Durch “Spuren des Regenbogens” soll der europäische Zugang auf das südliche Afrika, das hier vor allem als Tier- und Naturparadies bekannt ist, erweitert werden. Entgegen dem ungetrübten “Safari-Blick” auf Naturräume wurde die Region als Kulturraum seit Jahrtausenden von Menschen in maßgeblicher Weise mitgeformt. Diese Sicht zollt zudem dem Umstand Rechung, daß die Nationalparks zusehends in Landrechtsfragen einheimischer Bevölkerungsgruppen verwickelt sind.

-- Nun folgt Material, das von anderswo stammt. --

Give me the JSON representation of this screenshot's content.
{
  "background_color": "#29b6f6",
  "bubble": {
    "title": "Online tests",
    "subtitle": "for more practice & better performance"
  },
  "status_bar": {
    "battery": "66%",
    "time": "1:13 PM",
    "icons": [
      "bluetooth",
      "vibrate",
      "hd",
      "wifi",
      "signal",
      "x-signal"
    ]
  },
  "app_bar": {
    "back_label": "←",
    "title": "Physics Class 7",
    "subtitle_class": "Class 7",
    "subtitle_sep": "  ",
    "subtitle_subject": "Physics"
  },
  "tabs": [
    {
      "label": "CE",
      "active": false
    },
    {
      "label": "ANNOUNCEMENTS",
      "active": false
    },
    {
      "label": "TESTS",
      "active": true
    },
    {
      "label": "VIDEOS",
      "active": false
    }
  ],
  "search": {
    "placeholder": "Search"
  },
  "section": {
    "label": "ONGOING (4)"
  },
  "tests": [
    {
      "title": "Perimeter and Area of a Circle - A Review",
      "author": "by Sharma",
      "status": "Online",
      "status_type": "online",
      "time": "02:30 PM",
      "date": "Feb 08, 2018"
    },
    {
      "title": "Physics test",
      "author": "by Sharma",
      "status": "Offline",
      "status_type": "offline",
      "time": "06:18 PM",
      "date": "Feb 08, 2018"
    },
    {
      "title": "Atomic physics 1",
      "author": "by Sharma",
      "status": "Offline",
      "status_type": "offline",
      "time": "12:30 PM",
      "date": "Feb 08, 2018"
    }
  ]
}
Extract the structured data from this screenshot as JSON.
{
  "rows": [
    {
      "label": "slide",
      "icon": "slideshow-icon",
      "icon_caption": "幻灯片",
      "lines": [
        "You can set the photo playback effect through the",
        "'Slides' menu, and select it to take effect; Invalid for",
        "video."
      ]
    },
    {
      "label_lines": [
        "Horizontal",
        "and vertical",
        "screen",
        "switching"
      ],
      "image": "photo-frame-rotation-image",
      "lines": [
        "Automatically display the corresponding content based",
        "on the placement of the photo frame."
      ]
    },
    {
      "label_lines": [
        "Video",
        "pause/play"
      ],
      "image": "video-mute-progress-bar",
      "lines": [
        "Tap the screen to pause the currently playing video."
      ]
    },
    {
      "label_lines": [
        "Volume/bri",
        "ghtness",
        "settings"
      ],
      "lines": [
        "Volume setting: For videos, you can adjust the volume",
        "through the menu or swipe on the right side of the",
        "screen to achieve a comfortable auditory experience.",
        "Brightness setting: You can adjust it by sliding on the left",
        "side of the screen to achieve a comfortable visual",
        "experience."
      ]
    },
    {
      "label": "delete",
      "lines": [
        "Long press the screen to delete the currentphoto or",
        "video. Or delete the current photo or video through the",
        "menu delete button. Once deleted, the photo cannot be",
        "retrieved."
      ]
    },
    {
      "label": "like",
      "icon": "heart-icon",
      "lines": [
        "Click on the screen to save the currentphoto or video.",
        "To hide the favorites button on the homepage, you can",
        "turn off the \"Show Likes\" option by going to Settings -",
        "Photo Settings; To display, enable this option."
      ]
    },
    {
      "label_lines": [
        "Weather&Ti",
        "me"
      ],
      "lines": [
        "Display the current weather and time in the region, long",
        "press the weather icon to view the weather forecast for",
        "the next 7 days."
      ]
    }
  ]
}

Wenngleich interne Diskurse aufgegriffen werden, soll “Spuren des Regenbogens” kein Selbstbild südafrikanischen Lebens und und dortiger Kunst sein. Vielmehr werden Schlaglichter auf Aspekte geworfen, die durch die jahrzehntelange Isolation des südlichen Afrika und den Kulturboykott der restlichen Welt vielfach verborgen geblieben sind.

Nicht nur das südliche Afrika, sondern auch die westliche Sicht darauf ist also im Wandel. Gewohnte Kriterien verändern sich, herkömmliche Auffassungen, Lehrmeinungen und Weltbilder geraten ins Wanken. Das Bild des Regenbogens verdeutlicht, daß Tradition und Moderne vor allem in der Betrachtung als Ganzes ihre Wirkung und Kraft entfalten. Es symbolisiert das Schillernde des südlichen Afrika, das Überwinden des Schwarz-Weiß-Denkens und ein Anerkennen des gleichberechtigten Nebeneinanders der verschiedenen Farbtöne und Kulturen.